Network Load Balancing employs a fully distributed algorithm to statistically map incoming clients to the cluster hosts based on their IP address and port. No communication between the hosts is necessary for this process to occur. When inspecting an arriving packet, all hosts simultaneously perform this mapping to quickly determine which host should handle the packet. The mapping remains invariant unless the number of cluster hosts changes. The Network Load Balancing filtering algorithm is much more efficient in its packet handling than centralized load-balancing applications, which must modify and retransmit packets.

Distribution of cluster traffic

Network Load Balancing controls the distribution of TCP and UDP traffic from the Internet clients to selected hosts within a cluster as follows: After Network Load Balancing has been configured, incoming client requests to the cluster IP addresses are received by all hosts within the cluster. Network Load Balancing filters incoming datagrams to specified TCP and UDP ports before these datagrams reach the TCP/IP protocol software. Network Load Balancing manages the TCP and UDP protocols within TCP/IP, controlling their actions on a per-port basis.

In multicast mode, Network Load Balancing can limit switch flooding by providing Internet Group Management Protocol (IGMP) support. Network Load Balancing does not control any incoming IP traffic other than TCP and UDP traffic for specified ports and IGMP traffic in multicast mode. It does not filter other IP protocols (for example, ICMP or ARP), except as described below. Be aware that you should expect to see duplicate responses from certain point-to-point TCP/IP applications (such as ping) when the cluster IP address is used. If required, these applications can use the dedicated IP address for each host to avoid this behavior.

Convergence

To coordinate their actions, Network Load Balancing hosts periodically exchange heartbeats within the cluster (for more information, see Internet Group Management Protocol (IGMP)). IP multicasting allows the hosts to monitor the status of the cluster. When the state of the cluster changes (such as when hosts fail, leave, or join the cluster), Network Load Balancing invokes a process known as convergence, in which the hosts exchange a limited number of messages to determine a new, consistent state of the cluster and to designate the host with the highest host priority as the new default host. When all cluster hosts have reached consensus on the correct new state of the cluster, they record the completion of convergence in the Windows event log. This process typically takes less than 10 seconds to complete.

During convergence, the remaining hosts continue to handle incoming network traffic. Client requests to working hosts are unaffected. At the completion of convergence, the traffic destined for a failed host is redistributed to the remaining hosts. Load-balanced traffic is repartitioned among the remaining hosts to achieve the best possible new load balance for specific TCP or UDP ports.

If a host is added to the cluster, convergence allows this host to receive its share of the load-balanced traffic. Expansion of the cluster does not affect ongoing cluster operations and is achieved transparently to both Internet clients and to server applications. However, it might affect client sessions that span multiple TCP connections when client affinity is selected, because clients might be remapped to different cluster hosts between connections. For more information on affinity, see Network Load Balancing and stateful connections.

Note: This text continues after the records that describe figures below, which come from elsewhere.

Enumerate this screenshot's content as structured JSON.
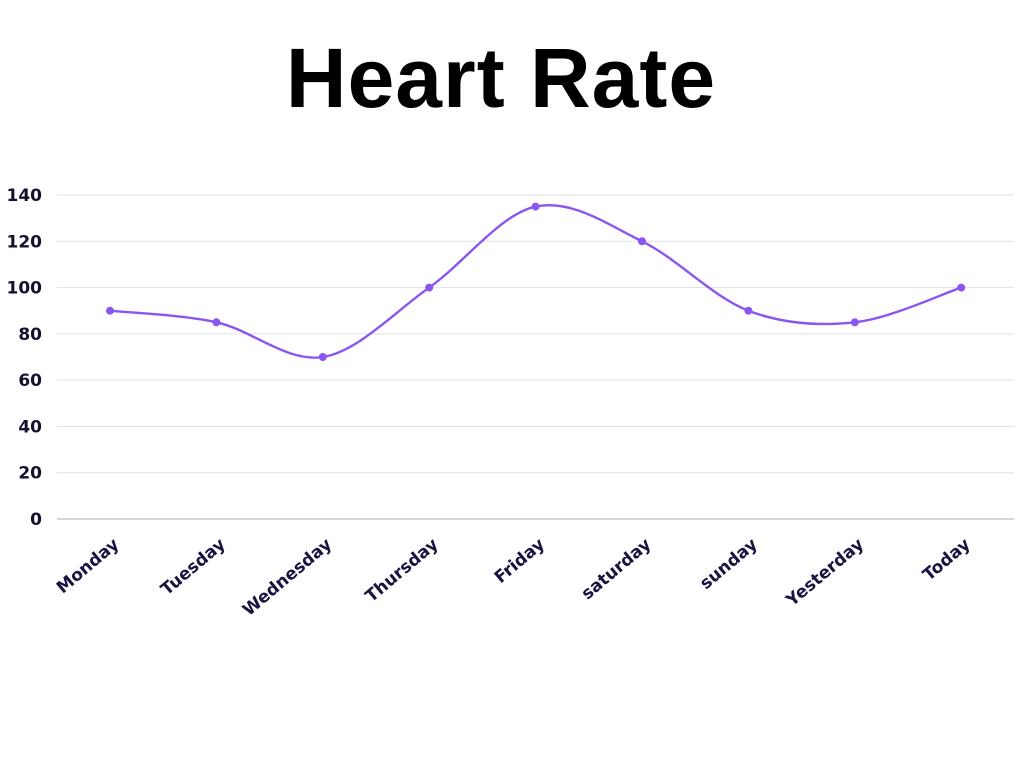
{
  "chart_data": {
    "type": "line",
    "title": "Heart Rate",
    "xlabel": "",
    "ylabel": "",
    "categories": [
      "Monday",
      "Tuesday",
      "Wednesday",
      "Thursday",
      "Friday",
      "saturday",
      "sunday",
      "Yesterday",
      "Today"
    ],
    "series": [
      {
        "values": [
          90,
          85,
          70,
          100,
          135,
          120,
          90,
          85,
          100
        ],
        "color": "#8b55f0"
      }
    ],
    "ylim": [
      0,
      140
    ],
    "yticks": [
      0,
      20,
      40,
      60,
      80,
      100,
      120,
      140
    ],
    "grid": true,
    "smooth": true,
    "legend": "none",
    "colors": {
      "gridline": "#e0e0e0",
      "axis": "#bdbdbd",
      "labels": "#14102e"
    }
  }
}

Network Load Balancing assumes that a host is functioning properly within the cluster as long as it exchanges heartbeats with other cluster hosts. If other hosts do not receive a response from any member for several heartbeat exchanges, they initiate convergence to redistribute the load that would have been handled by the failed host.

You can control both the message exchange period and the number of missed messages required to initiate convergence. The default values are respectively set to 1,000 milliseconds (1 second) and 5 missed message exchange periods. Because these parameters are not usually modified, they are not configurable through the Network Load Balancing Properties dialog box. They can be adjusted manually in the registry as necessary. The procedures for this are described in Adjust convergence parameters.